O trabalho realizado com as mulheres na CBVela já reflete em bons resultados alcançados nas Olimpíadas. Oito anos depois do bronze na 470, Martine Grael e Kahena Kunze fizeram história ao levar o ouro da classe 49er FX na Rio 2016. Em Tóquio 2020, a duas repetiram o feito e conquistaram o bicampeonato.

No encontro, o presidente Marco Aurélio de Sá Ribeiro elogiou a iniciativa e colocou uma meta importante de que 50% da comissão técnica nos Jogos Olímpicos de Paris, em 2024, seja composta por mulheres.

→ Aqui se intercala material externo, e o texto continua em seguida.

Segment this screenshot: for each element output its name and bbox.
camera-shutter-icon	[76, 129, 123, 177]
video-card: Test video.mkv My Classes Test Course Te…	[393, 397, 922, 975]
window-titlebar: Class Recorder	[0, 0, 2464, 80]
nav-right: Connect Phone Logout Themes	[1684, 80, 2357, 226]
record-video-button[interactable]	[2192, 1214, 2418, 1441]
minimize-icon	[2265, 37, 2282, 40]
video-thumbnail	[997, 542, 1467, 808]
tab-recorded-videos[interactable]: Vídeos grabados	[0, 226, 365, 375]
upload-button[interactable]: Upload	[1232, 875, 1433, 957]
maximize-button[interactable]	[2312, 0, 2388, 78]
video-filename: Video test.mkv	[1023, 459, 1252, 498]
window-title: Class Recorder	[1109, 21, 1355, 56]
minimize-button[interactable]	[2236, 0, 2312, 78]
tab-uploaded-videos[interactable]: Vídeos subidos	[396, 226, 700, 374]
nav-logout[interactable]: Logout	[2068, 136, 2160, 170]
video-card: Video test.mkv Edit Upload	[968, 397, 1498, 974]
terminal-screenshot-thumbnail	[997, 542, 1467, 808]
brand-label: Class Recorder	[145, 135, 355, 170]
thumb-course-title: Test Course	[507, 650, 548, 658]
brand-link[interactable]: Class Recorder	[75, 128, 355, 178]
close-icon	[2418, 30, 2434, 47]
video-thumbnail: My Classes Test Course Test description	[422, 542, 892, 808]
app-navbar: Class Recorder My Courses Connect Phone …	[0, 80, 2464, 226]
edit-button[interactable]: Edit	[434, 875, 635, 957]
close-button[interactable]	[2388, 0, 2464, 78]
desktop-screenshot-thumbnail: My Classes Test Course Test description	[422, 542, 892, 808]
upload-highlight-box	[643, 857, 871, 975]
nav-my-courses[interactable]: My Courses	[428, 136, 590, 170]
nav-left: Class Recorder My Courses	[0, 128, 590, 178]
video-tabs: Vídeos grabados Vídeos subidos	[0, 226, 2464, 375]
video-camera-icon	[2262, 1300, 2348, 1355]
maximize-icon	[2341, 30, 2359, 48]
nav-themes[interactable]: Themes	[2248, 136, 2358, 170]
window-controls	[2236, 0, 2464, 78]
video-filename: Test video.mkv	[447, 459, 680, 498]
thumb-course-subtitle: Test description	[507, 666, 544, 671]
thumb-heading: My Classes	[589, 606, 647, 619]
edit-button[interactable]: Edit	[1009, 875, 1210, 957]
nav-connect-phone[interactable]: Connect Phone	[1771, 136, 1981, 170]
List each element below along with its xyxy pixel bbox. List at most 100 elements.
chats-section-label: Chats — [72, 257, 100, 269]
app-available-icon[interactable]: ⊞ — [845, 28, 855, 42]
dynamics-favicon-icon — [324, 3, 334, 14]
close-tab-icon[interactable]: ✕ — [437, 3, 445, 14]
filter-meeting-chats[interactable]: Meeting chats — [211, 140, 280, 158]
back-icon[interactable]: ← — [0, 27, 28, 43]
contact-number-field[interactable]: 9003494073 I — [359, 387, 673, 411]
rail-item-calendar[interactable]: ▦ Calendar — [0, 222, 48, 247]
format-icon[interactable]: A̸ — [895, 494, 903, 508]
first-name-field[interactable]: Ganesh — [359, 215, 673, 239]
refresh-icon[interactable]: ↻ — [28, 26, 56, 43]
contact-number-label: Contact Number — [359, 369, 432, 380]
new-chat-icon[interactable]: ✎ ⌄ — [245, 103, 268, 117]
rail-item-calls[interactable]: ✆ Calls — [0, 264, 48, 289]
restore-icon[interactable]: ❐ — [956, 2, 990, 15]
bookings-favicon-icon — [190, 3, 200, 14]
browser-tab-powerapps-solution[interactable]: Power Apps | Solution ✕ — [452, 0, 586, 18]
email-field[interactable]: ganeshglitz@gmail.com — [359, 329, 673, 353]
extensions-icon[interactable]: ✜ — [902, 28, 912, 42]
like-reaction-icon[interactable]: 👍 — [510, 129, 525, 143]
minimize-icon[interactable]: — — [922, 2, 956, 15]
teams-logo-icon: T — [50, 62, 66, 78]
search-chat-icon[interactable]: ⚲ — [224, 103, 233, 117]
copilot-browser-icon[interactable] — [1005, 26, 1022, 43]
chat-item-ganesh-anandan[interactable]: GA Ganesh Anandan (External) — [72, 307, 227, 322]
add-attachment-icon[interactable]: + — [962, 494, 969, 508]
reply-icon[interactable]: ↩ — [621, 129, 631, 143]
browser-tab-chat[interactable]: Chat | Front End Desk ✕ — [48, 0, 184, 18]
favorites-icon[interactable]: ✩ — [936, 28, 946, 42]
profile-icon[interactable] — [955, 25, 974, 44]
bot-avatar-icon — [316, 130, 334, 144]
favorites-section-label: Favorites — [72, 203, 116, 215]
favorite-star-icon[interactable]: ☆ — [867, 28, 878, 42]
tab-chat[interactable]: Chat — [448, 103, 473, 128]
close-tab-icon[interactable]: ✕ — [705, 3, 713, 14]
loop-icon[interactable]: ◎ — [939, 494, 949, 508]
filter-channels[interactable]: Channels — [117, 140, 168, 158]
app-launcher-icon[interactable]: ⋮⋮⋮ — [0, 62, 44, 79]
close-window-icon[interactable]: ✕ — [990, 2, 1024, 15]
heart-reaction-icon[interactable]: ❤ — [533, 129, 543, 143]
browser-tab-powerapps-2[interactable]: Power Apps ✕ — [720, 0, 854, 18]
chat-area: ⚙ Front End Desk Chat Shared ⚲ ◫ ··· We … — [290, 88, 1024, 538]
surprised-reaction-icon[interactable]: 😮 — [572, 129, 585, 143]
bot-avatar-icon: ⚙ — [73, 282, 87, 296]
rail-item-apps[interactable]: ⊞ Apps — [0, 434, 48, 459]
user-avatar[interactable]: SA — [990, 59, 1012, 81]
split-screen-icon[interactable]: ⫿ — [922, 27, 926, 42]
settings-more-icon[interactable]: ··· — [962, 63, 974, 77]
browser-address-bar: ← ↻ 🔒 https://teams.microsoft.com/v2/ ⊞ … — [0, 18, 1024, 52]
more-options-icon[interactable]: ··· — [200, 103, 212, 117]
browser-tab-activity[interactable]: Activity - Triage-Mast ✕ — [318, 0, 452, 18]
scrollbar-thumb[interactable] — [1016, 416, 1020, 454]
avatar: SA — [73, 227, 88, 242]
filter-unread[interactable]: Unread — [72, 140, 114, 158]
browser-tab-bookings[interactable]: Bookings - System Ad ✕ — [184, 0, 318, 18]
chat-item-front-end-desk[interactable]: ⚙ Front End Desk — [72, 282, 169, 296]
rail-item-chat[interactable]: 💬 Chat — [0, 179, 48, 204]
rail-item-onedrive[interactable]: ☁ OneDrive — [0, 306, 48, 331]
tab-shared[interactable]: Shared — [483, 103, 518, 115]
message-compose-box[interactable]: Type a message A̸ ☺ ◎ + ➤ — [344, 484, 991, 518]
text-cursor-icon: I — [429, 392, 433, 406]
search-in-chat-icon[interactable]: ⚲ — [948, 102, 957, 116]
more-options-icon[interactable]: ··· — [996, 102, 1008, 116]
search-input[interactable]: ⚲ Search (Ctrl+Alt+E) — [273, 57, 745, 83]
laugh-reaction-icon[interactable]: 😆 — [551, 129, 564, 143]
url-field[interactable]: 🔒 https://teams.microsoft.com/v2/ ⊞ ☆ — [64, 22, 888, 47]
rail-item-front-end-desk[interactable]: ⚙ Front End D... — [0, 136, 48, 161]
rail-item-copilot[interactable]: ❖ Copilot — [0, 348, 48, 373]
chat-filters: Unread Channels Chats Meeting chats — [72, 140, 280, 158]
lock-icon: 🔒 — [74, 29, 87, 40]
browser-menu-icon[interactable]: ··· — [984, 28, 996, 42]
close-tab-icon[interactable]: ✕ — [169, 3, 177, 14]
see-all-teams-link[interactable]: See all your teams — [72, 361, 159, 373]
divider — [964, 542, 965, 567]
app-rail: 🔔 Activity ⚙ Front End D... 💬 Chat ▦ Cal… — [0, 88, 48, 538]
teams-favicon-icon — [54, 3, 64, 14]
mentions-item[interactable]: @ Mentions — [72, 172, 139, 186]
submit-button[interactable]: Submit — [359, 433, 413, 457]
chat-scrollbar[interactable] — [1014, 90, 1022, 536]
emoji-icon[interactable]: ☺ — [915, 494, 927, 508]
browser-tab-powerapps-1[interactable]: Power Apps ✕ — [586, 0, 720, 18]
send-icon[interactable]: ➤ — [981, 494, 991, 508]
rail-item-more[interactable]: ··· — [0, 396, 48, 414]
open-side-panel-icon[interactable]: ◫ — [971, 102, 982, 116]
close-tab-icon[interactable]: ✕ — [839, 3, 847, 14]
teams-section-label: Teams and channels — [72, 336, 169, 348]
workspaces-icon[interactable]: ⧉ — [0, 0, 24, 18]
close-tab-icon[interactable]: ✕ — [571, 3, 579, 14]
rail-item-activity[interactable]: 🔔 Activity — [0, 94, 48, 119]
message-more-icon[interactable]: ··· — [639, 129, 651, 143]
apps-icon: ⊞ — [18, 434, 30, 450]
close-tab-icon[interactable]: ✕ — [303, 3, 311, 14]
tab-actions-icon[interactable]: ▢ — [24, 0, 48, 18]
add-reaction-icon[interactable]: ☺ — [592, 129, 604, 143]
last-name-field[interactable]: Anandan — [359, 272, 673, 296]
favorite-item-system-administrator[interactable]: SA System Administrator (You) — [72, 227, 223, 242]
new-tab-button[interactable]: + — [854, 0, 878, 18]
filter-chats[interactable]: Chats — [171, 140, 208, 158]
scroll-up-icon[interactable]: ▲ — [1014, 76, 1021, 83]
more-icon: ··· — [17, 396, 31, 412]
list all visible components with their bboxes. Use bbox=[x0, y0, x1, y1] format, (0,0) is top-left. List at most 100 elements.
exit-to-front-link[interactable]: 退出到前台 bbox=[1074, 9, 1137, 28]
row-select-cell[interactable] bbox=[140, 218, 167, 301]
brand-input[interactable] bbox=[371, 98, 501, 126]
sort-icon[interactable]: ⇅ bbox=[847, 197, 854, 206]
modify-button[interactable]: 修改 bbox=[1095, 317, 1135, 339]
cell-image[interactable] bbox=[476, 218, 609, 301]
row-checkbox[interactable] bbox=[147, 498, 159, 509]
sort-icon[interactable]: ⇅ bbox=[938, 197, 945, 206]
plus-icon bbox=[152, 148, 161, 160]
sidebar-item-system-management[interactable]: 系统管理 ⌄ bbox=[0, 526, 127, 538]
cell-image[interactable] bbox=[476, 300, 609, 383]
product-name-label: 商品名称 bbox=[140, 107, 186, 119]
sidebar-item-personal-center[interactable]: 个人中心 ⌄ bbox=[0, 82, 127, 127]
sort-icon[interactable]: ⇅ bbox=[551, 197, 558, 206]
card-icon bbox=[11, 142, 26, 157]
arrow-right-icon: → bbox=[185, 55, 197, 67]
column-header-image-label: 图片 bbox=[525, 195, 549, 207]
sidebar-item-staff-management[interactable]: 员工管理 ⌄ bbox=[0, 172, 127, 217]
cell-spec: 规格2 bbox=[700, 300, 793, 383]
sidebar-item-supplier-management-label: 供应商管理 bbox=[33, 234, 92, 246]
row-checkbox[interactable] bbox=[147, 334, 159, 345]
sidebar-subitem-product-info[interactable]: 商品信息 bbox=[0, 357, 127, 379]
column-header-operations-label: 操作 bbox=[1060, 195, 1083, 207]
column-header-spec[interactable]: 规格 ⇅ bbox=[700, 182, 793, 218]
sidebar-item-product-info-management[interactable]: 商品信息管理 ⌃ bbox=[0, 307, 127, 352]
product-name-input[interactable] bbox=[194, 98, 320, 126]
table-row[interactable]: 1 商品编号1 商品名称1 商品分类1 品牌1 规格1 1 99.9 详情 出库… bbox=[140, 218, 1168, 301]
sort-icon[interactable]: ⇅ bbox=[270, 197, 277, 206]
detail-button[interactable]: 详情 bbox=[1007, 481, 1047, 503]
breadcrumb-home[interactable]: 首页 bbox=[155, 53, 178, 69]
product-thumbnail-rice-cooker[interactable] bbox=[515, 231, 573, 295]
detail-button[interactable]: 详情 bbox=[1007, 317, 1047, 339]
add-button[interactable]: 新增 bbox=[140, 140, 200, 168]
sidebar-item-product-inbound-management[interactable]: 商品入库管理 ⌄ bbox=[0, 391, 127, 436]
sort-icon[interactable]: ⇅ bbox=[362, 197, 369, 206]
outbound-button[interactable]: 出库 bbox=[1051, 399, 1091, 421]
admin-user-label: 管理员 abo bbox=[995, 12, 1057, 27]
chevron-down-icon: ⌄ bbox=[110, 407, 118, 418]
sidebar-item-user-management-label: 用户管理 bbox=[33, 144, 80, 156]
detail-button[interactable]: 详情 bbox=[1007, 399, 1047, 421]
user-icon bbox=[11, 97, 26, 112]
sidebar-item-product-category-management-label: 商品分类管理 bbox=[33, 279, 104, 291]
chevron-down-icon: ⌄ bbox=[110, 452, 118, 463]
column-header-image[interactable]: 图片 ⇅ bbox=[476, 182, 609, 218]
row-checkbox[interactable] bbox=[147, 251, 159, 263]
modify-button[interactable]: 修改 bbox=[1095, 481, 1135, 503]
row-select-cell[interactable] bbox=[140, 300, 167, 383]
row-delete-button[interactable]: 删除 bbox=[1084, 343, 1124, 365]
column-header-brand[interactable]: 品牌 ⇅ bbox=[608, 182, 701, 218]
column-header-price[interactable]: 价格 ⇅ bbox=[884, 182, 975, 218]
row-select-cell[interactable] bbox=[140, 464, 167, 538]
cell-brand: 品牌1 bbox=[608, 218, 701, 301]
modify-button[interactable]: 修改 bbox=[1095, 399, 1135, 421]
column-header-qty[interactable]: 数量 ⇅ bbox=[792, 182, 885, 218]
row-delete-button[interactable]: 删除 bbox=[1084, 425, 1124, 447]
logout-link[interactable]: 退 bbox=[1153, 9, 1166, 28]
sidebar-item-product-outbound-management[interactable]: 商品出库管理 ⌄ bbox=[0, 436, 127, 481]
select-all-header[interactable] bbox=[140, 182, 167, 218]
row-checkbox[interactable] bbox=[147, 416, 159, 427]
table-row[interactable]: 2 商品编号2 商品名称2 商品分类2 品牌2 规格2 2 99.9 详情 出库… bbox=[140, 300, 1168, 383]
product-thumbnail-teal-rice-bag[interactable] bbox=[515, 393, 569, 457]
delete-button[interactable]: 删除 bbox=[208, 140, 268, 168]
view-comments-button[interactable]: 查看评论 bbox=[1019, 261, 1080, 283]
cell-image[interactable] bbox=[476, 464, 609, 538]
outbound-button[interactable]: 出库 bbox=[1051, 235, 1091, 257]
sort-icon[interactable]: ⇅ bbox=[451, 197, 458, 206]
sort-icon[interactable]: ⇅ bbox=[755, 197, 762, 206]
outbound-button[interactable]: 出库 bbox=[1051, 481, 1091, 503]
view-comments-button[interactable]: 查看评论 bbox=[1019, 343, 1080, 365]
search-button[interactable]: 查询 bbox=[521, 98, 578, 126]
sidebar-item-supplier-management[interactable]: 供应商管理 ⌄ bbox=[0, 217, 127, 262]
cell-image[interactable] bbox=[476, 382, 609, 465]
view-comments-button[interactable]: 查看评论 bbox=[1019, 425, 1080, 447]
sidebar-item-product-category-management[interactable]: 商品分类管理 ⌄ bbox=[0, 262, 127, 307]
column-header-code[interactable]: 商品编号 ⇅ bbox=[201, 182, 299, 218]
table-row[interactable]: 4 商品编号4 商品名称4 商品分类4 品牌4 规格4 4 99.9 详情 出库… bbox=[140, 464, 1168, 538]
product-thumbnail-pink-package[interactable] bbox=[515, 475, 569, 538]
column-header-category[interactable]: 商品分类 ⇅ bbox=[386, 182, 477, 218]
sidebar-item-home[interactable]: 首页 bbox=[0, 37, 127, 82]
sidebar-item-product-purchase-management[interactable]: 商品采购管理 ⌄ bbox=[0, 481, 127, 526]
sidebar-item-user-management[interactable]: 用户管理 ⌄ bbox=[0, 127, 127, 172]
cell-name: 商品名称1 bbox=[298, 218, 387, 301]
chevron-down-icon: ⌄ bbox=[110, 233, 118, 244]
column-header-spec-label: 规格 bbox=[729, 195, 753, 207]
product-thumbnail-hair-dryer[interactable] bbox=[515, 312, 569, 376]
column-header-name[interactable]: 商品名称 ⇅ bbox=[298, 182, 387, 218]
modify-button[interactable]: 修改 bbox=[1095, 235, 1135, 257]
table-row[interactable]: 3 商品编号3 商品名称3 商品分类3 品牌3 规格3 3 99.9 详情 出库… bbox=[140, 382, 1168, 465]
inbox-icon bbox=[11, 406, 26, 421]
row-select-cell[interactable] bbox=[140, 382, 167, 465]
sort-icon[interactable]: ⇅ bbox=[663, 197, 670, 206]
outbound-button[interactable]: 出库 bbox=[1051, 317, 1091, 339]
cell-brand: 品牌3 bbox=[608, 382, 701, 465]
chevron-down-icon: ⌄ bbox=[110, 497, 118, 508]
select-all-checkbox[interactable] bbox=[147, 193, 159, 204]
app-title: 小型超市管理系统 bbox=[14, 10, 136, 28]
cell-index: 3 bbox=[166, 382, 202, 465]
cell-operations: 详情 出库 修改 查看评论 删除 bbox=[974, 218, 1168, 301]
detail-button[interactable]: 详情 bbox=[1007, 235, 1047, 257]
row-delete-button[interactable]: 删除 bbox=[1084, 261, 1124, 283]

- Incentivamos também as mulheres a assumirem mais posições nos clubes e nas federações estaduais, onde atualmente a presença masculina é predominante. Assim as mulheres ganham mais presença e representatividade na Assembleia da CBVela - pontuou o presidente da CBVela.

Foram anunciadas pela Confederação e pela Academia Brasileira de Vela medidas como a realização de festivais voltado para as mulheres, workshops para capacitação de treinadoras, oportunidades de cursos e estágios no exterior para gestão no esporte e bolsas de estudos para se capacitar dentro da própria Academia.

- Graças à parceria do COB com a CBVela, todas as mulheres que quiserem se capacitar na Academia Brasileira de Vela já tem garantida uma bolsa de estudo que pode chegar a quase 100% do valor do curso - anunciou Samuel Gonçalves, representante da Academia.

O Brasil também se lançou para realizar eventos de nível internacional, como o Mundial de Snipe, marcado para outubro deste ano no Yacht Club Paulista, em São Paulo (SP), com mais de 35 duplas confirmadas. Paola Prada, organizadora da competição e velejadora, também esteve no debate da CBVela e do COB. Em outros eventos locais, como a Semana de Vela de Ilhabela e Circuito Rio, as velejadoras cada vez se credenciam mais!